I came within an inch of losing everything in my life German and only way I saved it was to stop obsessing about what is wrong with me. It is hard for other people to understand what is going on as outwardly you look perfectly fine so when the doctors have cleared you and you keep on obsessing they believe you are being selfish and crazy. You have been cleared as far as current science is capable of so you really have no choice but to live day to day and as time goes on and you are still alive you will slowly, slowly come back to normal but don't keep waiting to feel exactly how you felt physically before all this started as that will likely never happen.
 
Yes leroy that is exactly what i expect it to be.... i just have to learn to deal with all of my physical problems. actually GERD is with me. from all my pain medication i tthink. I try to get back to normal social life..Step by step..and there are so many options. My pain doctor invited me to give a try to all medications available. From cortisone over antibiotics up to the ultra heavy pain killers. Others offer me to try on the psycho drugs from Lyrica to baclofen and whartsoever... there is more than one way to go when s hool medicine diagnostics failed. Confusing lot. Not to mention the alternative sector which i tried to follw in 2015 .......thanks to you all!
 
...and if pain is a definite exclusion for als then I really don't have it. I have so strong pain meanwhile - burning pain throughout my whole arms are back, plus stabbing pain in the back, muscles so thight I can hardly breathe, which now hurt too. I am through with this crap...I just sit here with my heating tool for my back, hardly able to move...
 
burning, shooting and stabbing pain is a classic mark of neurogenic pain. not neurodegenerative!!!! in ALPIM P means pains - fibromyalgia, bowel pains, shooting pains, etc. - emerged without any visible inflammation.it is becasue our body has lower pain threshold and often because the central processor is so messed up that it takes normal tactile or proprioception (body position) signals for pain. Another reason is a surgery when your nerves are caught in the post-operative scars, but this seems not to be your case. Conpression traumas are also causing neurogenic pains. Neurogenic pain could not be treated wth aspirine, ibuprophene and other anti-inflammatory drugs.

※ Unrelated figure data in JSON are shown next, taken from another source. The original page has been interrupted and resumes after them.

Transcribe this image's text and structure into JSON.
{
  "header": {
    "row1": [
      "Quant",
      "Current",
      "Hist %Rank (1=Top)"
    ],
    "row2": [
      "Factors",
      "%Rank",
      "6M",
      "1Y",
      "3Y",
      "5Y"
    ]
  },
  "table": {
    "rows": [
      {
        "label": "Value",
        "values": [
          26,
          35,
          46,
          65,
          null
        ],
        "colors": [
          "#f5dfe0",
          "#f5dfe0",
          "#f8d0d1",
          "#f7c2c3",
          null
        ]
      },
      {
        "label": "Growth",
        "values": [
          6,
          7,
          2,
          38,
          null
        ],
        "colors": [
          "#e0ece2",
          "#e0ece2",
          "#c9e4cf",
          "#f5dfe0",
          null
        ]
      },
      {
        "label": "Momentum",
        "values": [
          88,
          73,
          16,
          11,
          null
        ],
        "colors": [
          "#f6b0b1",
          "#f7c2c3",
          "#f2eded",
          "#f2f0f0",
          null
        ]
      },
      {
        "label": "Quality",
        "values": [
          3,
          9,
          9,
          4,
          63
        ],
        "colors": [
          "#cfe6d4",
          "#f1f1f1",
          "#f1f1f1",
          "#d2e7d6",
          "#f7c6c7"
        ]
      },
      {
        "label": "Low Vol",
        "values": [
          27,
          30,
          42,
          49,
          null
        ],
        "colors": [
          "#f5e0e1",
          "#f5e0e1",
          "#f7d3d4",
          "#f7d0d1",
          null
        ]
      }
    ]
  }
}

Tranquilizators, antidepressants and other special prescription drugs are usually used with some effect.
 
Yes, that was my understanding, that it is neurogenic...but it is really annoying to have first twitching, then pain and then the holes on both sides of my shoulder bladders...It was the same with my lower amrs...pain during month, then atrophy (of what ever tissue) and after it pain got better. Now I have the pain in other back muscles under shoulder bladders and I hope so much, the muscles stay...It is the changing structure of my body which frightens me. Maybe I should try with pregabalin now. Pain gets too strong, esp. in the evening..but I have so many other things here to try...baclofen, tizanidin, flupirtin... My small collection of doctor visits. Every docter a new pill....And I don't want to trigger the twitching. Acutally I have the impression that it can be downsized with magnesium hydrochlorid foot bath in the evening - transdermal substitution (for my absorption in the colon is very low due to inflammation - Lyzozym is high). Up to now I tried Arcoxia plus methocarbamol. That helped in the beginning but not now...diclo, helps better but is bad for my GERD. Any experiences with any of the above mentioned meds? I do not want to take cortisone /prednisolon though I have it here, too. For I know it can harm the mucsles, too. And I need a clear prescription of a doctor how to proceed with it. But I know it would help for the moment..
 
As I have massive hardenings of my muscles, I tried to massage it with a "blackroll"...always when I do this, I have massive pain in my referring tissue afterwards for days, so that I can hardly touch it. It is very very painful and feels like acute inflammation of the tissue...any idea? I heard this happens in rheumatism....could it be s.th. else?